Reuniting the African Family -- Manifesting the Dream

Wood carved reburial coffin with female figure

African Burial Ground Reburial Coffin


Quick Facts


A Call to Action
Action Item:
Keep the Dream Alive
Also Promotes:
History Lesson
Year Accomplished:

The African Burial Ground is a 17th- and 18th-century cemetery for enslaved and free Africans and African-Americans that was rediscovered in 1991 when construction began on a federal office building in lower Manhattan. In 1993, the site was preserved as a National Historic Landmark and was later designated as a National Monument by Presidential Proclamation on Feb. 27, 2006. 

The remains of the 419 individuals who were unearthed during the construction were re-interred on the site in a moving ceremony on Oct. 4, 2003. 

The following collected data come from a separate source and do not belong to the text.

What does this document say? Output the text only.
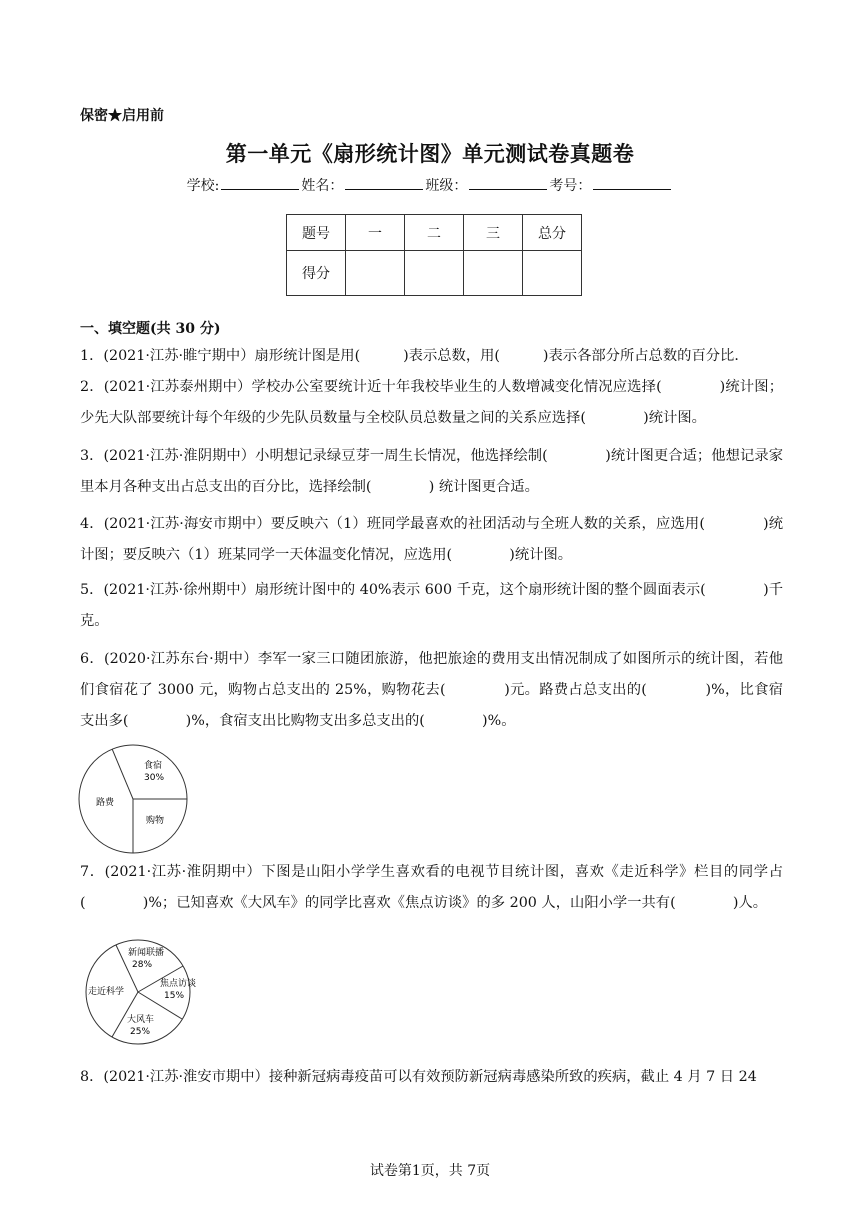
保密★启用前
第一单元《扇形统计图》单元测试卷真题卷
学校:	姓名：	班级：	考号：
题号	一	二	三	总分
得分				
一、填空题(共 30 分)
1．(2021·江苏·睢宁期中）扇形统计图是用(　　　)表示总数，用(　　　)表示各部分所占总数的百分比．
2．(2021·江苏泰州期中）学校办公室要统计近十年我校毕业生的人数增减变化情况应选择(　　　　)统计图；少先大队部要统计每个年级的少先队员数量与全校队员总数量之间的关系应选择(　　　　)统计图。
3．(2021·江苏·淮阴期中）小明想记录绿豆芽一周生长情况，他选择绘制(　　　　)统计图更合适；他想记录家里本月各种支出占总支出的百分比，选择绘制(　　　　) 统计图更合适。
4．(2021·江苏·海安市期中）要反映六（1）班同学最喜欢的社团活动与全班人数的关系，应选用(　　　　)统计图；要反映六（1）班某同学一天体温变化情况，应选用(　　　　)统计图。
5．(2021·江苏·徐州期中）扇形统计图中的 40%表示 600 千克，这个扇形统计图的整个圆面表示(　　　　)千克。
6．(2020·江苏东台·期中）李军一家三口随团旅游，他把旅途的费用支出情况制成了如图所示的统计图，若他们食宿花了 3000 元，购物占总支出的 25%，购物花去(　　　　)元。路费占总支出的(　　　　)%，比食宿支出多(　　　　)%，食宿支出比购物支出多总支出的(　　　　)%。
食宿
30%
路费
购物
7．(2021·江苏·淮阴期中）下图是山阳小学学生喜欢看的电视节目统计图，喜欢《走近科学》栏目的同学占(　　　　)%；已知喜欢《大风车》的同学比喜欢《焦点访谈》的多 200 人，山阳小学一共有(　　　　)人。
新闻联播
28%
焦点访谈
15%
大风车
25%
走近科学
8．(2021·江苏·淮安市期中）接种新冠病毒疫苗可以有效预防新冠病毒感染所致的疾病，截止 4 月 7 日 24
试卷第1页，共 7页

The National Park Service is commemorating the 10th anniversary of the re-interment with a weeklong observance running from Oct. 1 through Oct. 5. The commemoration not only tells the story of those who were buried there, but celebrates the commitment and hard work of those who helped bring African Burial Ground National Monument into being.

 “This 10th anniversary allows us the opportunity to highlight how the African Burial Ground is not just a New York story but part of the larger national discussion about slavery, the Civil War and the Civil Rights Movement,” said Shirley McKinney, superintendent of African Burial Ground National Monument. “We are pleased to be able to invite the public to take part in our weeklong commemoration which features programs that educate as well as inspire and entertain. Additionally, we are fortunate that noted Senegalese artist Cheikh Assane Faye, better known as AKASSART, will be on site Oct. 4 to create a unique painting to commemorate the 10th anniversary of the Rites if the Ancestors’ Return.” 

Among the invited guests to the ceremony on Oct.4, 2013, marking the anniversary are the superintendents of Little Rock Central High School National Historic Site and Harriet Tubman Underground Railroad National Monument and former New York City Mayor David Dinkins, who was instrumental in the drive to create African Burial Ground National Monument.